Is there a way to programmatically tell a Java class's source?

The Java classloader loads the first class it can find with a matching name. Is there any way to programmatically tell which one is loaded?

i.e., can I change the main below in a way that tells which ClassLoaderTest is loaded (other than invoking test())?

echo "public class ClassLoaderTest { public static String test() { return \"1\"; } }" > ClassLoaderTest.java
javac ClassLoaderTest.java
mkdir one
mv ClassLoaderTest.class one
echo "public class ClassLoaderTest { public static String test() { return \"2\"; } }" > ClassLoaderTest.java
javac ClassLoaderTest.java
mkdir two
mv ClassLoaderTest.class two
echo "public class Main { public static void main(String[] _) {  System.out.println(ClassLoaderTest.test()); } }" > Main.java
javac Main.java
java -classpath one:two:. Main
java -classpath two:one:. Main

This outputs 1 then 2 based on the classpath order.

Upvotes: 4

Views: 151

Answers (2)

Rafael Winterhalter
Rafael Winterhalter

Reputation: 43997

You want to analyze a Java class's source code. There are byte code parsers like ASM that are tailored for this purpose.

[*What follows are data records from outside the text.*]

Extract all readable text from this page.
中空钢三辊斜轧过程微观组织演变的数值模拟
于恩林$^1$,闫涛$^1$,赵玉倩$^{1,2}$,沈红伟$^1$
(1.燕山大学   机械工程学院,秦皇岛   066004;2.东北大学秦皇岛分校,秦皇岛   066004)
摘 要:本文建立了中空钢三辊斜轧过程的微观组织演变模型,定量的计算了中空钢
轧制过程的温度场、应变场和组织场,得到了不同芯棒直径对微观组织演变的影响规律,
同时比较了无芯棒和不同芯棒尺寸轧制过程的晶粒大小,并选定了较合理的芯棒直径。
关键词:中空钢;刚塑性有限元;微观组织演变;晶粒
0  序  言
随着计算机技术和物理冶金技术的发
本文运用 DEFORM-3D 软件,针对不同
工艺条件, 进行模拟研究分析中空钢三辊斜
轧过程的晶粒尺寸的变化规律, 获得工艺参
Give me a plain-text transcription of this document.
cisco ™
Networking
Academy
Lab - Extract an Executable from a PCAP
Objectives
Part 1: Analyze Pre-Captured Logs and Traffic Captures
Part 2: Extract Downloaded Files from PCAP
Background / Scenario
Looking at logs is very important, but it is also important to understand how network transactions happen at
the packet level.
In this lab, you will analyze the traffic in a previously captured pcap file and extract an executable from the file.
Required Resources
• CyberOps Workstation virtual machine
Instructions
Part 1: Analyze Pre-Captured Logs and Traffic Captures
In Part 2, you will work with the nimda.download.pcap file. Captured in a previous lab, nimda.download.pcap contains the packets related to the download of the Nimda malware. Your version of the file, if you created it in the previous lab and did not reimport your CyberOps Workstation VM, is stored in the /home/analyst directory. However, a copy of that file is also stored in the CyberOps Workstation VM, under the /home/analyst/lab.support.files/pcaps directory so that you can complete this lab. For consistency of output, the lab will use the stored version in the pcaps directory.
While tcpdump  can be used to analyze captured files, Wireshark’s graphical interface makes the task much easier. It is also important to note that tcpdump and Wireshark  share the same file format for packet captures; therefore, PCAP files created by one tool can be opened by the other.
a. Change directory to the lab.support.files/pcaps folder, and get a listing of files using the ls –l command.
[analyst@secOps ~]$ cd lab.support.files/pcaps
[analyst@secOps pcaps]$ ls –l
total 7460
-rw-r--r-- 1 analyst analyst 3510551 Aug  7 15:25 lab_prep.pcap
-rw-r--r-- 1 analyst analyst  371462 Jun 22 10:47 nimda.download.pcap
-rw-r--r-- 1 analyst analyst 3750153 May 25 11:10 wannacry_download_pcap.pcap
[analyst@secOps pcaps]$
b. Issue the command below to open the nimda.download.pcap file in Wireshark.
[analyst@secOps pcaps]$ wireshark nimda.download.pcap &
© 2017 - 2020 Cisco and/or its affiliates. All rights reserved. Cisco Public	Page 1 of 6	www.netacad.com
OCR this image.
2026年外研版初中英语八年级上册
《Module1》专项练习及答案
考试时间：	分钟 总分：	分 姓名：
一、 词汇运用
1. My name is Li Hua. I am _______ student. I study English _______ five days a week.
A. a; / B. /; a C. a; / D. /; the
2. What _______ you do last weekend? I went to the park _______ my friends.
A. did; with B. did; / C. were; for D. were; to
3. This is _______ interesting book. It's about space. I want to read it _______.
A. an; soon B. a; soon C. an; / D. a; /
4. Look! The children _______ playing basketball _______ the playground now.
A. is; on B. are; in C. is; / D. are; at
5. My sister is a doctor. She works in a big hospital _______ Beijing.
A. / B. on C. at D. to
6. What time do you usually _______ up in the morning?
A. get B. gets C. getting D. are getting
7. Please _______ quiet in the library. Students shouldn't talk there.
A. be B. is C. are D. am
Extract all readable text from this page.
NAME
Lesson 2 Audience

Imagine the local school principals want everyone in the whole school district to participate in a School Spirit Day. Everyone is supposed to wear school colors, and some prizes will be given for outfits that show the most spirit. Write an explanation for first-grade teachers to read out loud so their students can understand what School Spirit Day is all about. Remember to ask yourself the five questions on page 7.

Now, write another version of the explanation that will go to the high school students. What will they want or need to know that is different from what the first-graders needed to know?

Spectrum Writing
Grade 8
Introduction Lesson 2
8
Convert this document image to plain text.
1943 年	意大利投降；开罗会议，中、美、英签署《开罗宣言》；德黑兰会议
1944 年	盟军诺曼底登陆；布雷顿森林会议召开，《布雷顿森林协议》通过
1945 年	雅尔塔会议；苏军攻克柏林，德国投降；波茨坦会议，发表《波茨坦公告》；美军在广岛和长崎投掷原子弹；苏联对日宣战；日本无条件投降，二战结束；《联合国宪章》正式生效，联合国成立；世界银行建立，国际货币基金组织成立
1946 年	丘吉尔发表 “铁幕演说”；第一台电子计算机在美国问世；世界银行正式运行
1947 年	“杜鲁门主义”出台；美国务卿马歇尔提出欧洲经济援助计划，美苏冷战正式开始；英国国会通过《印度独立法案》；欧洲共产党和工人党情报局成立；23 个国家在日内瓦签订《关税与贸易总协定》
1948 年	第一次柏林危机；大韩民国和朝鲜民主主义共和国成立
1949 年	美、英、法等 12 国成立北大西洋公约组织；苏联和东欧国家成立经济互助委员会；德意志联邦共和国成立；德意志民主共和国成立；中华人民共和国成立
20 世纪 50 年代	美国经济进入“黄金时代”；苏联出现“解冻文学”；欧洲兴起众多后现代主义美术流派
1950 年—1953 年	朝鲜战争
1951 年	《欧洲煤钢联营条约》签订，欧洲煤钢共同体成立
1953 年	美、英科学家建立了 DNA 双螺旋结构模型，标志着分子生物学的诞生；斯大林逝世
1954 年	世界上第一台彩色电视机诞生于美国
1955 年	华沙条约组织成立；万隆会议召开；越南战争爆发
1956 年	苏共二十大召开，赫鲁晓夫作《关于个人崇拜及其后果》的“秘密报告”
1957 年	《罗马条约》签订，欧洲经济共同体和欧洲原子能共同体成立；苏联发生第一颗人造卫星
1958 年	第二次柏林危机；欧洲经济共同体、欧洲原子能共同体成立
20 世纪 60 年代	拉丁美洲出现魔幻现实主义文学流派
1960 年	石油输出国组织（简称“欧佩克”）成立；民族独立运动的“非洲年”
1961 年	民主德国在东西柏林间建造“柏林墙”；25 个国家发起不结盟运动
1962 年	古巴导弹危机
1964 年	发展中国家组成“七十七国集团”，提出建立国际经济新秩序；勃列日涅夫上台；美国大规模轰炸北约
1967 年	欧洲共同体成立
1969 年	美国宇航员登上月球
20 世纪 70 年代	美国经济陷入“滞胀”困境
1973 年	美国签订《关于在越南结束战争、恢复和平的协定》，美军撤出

When you look at the code for ASM, it locates a class's source by

getClassLoader()
  .getResourceAsStream(ClassLoaderTest.class.getName().replace('.', '/') + ".class")

which is sufficient if you only need the content of a class file and not its location (which might not even exist).

An alternative is the mentioned method via the ProtectionDomain which requires however additional security rights or ClassLoader::getResource which both might not work for a custom ClassLoader which do not store class files on a storage.

Upvotes: 1

Joop Eggen
Joop Eggen

Reputation: 109547

getClass().getProtectionDomain().getCodeSource().getLocation() - may have a null for JRE classes.